Old Quarter Acoustic Cafe
- Interactive map of Old Quarter Acoustic Cafe
- Former names: Old Quarter
- Address: 413 20th Street
- Location: Galveston, Texas
- Coordinates: 29°18′20.8″N 94°47′25.2″W﻿ / ﻿29.305778°N 94.790333°W
- Owner: Joel & Angela Mora
- Seating type: Tables, Rows & Bar
- Capacity: 85
- Type: Music venue

Construction
- Opened: 1965 (Houston)
- Closed: 1979
- Reopened: 1996 (Galveston)

Website
- oldquarteracousticcafe.com

= Old Quarter Acoustic Cafe =

American music venue in Houston, Texas

Old Quarter Acoustic Cafe is a music "Listening Room" in Galveston, Texas founded by Rex "Wrecks" Bell.

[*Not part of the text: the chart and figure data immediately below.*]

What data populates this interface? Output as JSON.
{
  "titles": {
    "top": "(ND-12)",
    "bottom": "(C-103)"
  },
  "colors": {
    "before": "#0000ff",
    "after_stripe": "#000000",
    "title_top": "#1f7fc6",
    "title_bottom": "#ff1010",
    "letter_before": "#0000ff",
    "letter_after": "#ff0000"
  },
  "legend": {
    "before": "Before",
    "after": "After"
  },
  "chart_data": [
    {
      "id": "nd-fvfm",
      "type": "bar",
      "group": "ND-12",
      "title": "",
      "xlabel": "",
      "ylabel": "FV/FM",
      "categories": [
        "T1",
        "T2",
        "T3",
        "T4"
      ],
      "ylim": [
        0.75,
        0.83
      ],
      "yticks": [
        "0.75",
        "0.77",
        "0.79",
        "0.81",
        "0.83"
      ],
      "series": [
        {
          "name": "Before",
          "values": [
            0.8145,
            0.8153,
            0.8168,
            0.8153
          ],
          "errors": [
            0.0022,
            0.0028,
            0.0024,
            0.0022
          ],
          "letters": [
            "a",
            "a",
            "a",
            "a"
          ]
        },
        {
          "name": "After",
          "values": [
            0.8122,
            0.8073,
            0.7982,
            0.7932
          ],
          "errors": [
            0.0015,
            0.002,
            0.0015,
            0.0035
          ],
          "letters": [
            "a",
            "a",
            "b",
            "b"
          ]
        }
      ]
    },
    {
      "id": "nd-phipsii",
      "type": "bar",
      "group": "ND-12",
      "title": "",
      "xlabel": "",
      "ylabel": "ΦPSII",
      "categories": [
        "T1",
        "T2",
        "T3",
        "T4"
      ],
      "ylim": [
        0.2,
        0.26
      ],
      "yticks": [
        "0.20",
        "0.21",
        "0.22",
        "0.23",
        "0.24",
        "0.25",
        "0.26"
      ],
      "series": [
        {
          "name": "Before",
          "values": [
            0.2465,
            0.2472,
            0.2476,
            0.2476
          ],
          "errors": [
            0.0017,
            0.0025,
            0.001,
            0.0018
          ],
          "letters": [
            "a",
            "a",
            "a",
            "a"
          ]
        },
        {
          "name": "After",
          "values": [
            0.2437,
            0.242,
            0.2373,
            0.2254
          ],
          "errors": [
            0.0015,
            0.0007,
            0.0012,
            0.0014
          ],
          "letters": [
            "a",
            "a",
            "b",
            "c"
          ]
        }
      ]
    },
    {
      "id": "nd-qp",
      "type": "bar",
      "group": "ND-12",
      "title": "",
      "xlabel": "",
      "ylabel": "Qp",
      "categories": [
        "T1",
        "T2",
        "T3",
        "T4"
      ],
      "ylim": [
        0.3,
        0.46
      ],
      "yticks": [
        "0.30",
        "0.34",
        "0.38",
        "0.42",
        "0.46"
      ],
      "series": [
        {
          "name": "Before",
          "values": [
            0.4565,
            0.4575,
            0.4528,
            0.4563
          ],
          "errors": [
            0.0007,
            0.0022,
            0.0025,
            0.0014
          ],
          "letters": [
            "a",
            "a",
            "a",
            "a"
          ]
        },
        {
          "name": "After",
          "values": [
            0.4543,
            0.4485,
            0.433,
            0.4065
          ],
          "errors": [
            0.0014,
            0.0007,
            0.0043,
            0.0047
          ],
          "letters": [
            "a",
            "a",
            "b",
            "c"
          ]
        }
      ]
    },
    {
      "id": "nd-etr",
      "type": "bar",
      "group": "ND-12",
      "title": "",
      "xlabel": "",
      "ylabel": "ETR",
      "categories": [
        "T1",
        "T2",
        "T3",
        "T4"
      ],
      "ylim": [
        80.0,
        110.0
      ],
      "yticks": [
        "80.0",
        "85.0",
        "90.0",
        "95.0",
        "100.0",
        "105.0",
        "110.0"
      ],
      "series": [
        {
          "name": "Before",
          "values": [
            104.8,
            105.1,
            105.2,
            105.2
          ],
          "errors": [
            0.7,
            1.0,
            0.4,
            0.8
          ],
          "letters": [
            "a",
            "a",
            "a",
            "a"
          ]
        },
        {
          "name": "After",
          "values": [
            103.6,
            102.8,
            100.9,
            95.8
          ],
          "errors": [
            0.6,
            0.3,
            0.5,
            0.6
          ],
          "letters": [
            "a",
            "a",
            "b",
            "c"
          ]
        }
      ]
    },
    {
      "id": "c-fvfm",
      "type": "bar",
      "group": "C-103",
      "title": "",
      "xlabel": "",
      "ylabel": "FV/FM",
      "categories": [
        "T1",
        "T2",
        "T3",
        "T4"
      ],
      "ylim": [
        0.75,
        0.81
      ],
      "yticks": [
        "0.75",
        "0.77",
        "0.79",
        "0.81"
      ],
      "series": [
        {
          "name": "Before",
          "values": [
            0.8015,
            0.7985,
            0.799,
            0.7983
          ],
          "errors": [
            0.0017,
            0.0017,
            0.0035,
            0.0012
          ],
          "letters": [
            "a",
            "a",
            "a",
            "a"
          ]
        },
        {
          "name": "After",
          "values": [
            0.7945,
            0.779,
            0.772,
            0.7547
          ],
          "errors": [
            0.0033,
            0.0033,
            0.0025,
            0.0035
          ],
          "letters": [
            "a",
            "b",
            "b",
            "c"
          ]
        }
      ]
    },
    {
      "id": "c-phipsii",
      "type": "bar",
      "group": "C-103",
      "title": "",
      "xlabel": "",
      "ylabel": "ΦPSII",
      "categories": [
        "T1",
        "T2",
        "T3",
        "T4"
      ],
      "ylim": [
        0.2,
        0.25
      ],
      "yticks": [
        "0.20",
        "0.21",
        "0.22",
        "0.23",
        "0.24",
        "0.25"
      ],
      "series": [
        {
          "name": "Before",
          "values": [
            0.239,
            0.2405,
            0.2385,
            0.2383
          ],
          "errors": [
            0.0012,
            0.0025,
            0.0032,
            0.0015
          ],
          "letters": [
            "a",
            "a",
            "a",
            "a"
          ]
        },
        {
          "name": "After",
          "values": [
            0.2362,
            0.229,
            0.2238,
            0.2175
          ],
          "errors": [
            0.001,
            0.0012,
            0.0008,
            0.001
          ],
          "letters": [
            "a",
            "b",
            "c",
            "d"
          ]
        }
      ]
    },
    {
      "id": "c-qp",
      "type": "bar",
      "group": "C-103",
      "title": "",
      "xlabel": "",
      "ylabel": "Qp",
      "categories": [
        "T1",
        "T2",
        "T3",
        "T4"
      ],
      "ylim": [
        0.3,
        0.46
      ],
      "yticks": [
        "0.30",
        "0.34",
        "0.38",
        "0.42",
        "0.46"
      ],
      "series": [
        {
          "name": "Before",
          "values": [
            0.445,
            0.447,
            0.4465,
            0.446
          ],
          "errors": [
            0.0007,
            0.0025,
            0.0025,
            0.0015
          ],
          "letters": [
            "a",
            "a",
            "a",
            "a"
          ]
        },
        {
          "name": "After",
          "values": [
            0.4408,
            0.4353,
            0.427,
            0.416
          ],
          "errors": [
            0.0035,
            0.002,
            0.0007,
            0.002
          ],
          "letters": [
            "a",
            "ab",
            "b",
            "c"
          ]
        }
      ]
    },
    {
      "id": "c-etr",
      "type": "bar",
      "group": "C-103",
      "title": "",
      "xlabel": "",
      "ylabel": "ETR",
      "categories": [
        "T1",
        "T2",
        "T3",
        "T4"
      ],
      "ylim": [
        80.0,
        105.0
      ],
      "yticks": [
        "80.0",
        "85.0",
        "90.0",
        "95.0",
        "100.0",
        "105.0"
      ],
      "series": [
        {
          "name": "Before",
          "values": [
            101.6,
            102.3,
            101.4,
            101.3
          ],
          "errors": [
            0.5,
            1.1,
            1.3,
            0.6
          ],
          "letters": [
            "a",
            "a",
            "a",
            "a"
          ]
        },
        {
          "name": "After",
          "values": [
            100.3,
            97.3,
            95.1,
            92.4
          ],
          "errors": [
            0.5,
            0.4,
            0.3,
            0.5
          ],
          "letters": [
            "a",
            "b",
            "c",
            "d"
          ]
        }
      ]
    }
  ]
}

Originally a bar Old Quarter, it was opened in Houston, Texas in 1965 by Rex Bell and Cecil Slayton. The Old Quarter is most well-known as the venue for Townes Van Zandt live album Live at the Old Quarter, Houston, Texas. The song Rex's Blues from the album was written about Rex Bell whom Van Zandt remarked upon during the recorded live performance.
The reopened Old Quarter Acoustic Cafe in Galveston, Texas features recurring "open mic" acoustic music performances.

==History==

Founders Rex Bell and Cecil Slayton opened a bar named Old Quarter in Houston, Texas near the corner of Congress Street and Austin Street. This replaced the previous speakeasy The Yellow Cab Club. After Slayton left, Dale Soffar then partnered with Bell. After Rex Bell left for Nashville, Tennessee in the 1970's, Dale Soffar was the sole owner. In 1979, the Old Quarter closed its Houston location.

In 1996, Rex opened the Old Quarter Acoustic Cafe in Galveston, Texas in the Strand Historic District. In 2016, Rex retired due to health problems. He sold the Old Quarter Acoustic Cafe to a past stage musician and patron, Joel Mora, and his wife Angela Mora. Rex is still considered the "Old Quarter's patron saint" as he continues to frequent the cafe, take part in events, and play acoustic open mic shows.